Vapor–liquid equilibria and densities of CO 2 with four unsaturated fatty acid esters at elevated pressures

Abstract

In this study experimental P– T– x– y equilibrium data for four binary mixtures over a wide range of pressure (10.44–23.54 MPa) were determined at 313 K and 333 K. Liquid and vapor densities of carbon dioxide + four fatty acid ester systems, including oleic acid methyl ester, linoleic acid methyl ester, eicosapentaenoic acid ethyl ester, and docosahexaenoic acid ethyl ester were measured by using two circulating systems consisting of two vibrating tube densitometers. The vapor-phase density was observed to increase more significantly with pressure than the liquid-phase density at constant temperature. Experimental equilibrium constants of oleic acid methyl ester and linoleic acid methyl ester were found to be larger than those of eicosapentaenoic acid ethyl ester, docosahaxaenoic acid ethyl ester, linoleic acid, triolein, and tocopherol. This indicates that the two methylated fatty acids would be extracted easier than the other compounds in a separation process using supercritical CO 2 extraction.

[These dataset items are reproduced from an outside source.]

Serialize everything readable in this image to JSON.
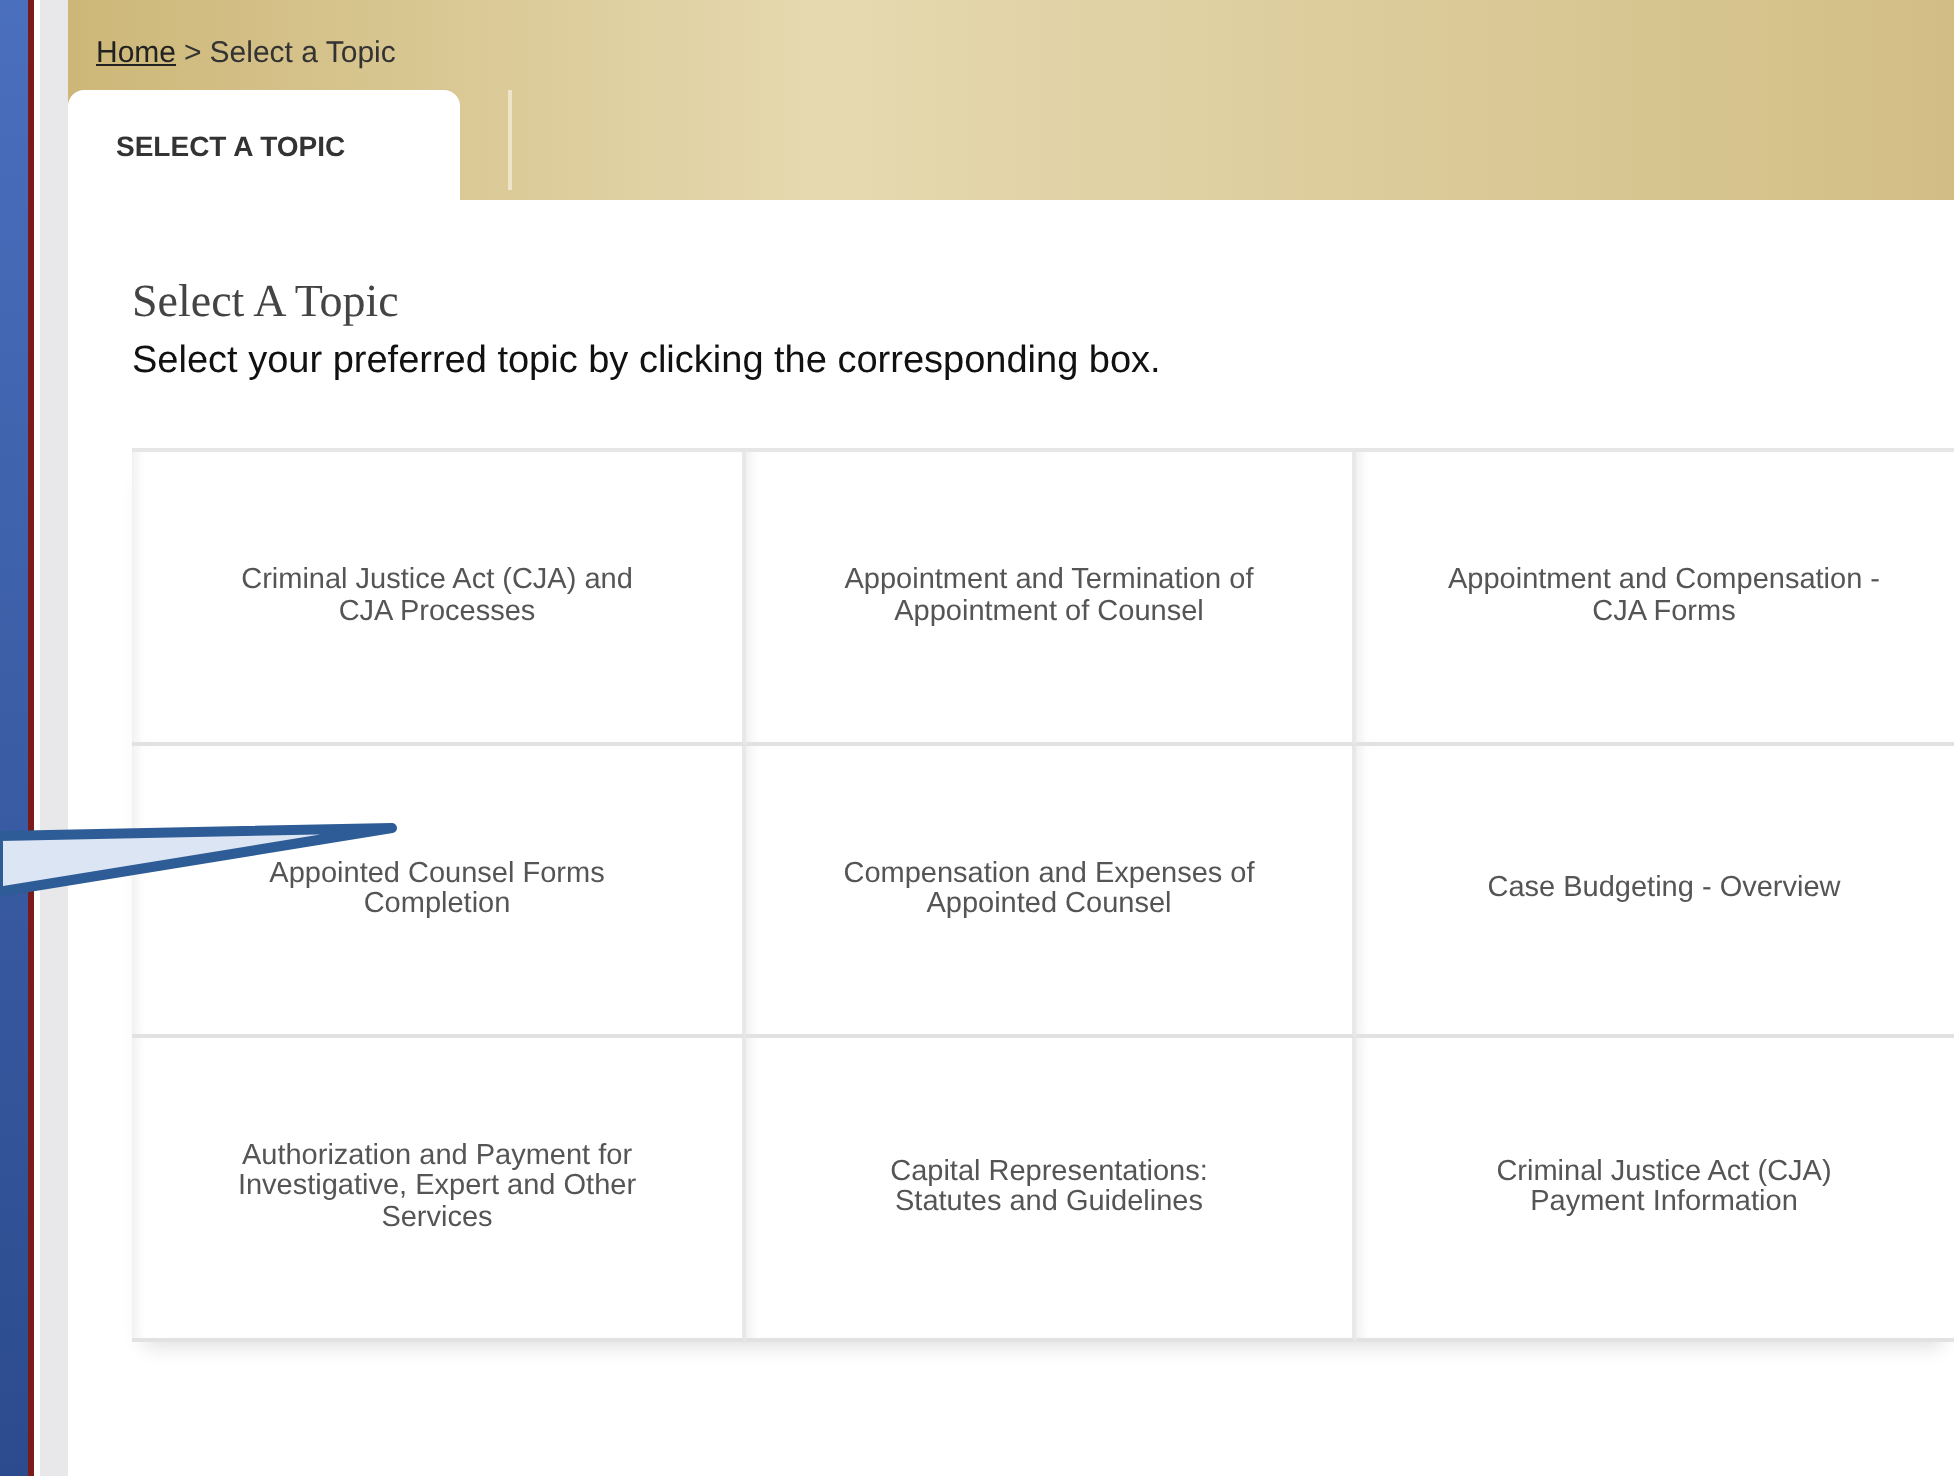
{
  "breadcrumb": {
    "link": "Home",
    "separator": ">",
    "current": "Select a Topic"
  },
  "tabs": [
    {
      "label": "SELECT A TOPIC",
      "selected": true
    }
  ],
  "heading": "Select A Topic",
  "instruction": "Select your preferred topic by clicking the corresponding box.",
  "topics": [
    {
      "label": "Criminal Justice Act (CJA) and CJA Processes"
    },
    {
      "label": "Appointment and Termination of Appointment of Counsel"
    },
    {
      "label": "Appointment and Compensation - CJA Forms"
    },
    {
      "label": "Appointed Counsel Forms Completion"
    },
    {
      "label": "Compensation and Expenses of Appointed Counsel"
    },
    {
      "label": "Case Budgeting - Overview"
    },
    {
      "label": "Authorization and Payment for Investigative, Expert and Other Services"
    },
    {
      "label": "Capital Representations: Statutes and Guidelines"
    },
    {
      "label": "Criminal Justice Act (CJA) Payment Information"
    }
  ]
}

The equilibrium data were successfully correlated using the Peng–Robinson and modified Soave–Redlich–Kwong equations of state with quadratic (two parameters), Panagiotopoulos–Reid (three parameters), and Adachi–Sugie (three parameters) mixing rules. In general, the Soave–Redlich–Kwong equation of state with the Panagiotopoulos–Reid mixing rules and the quadratic mixing rules give the best correlation for methylated fatty acids and ethylated fatty acids, respectively.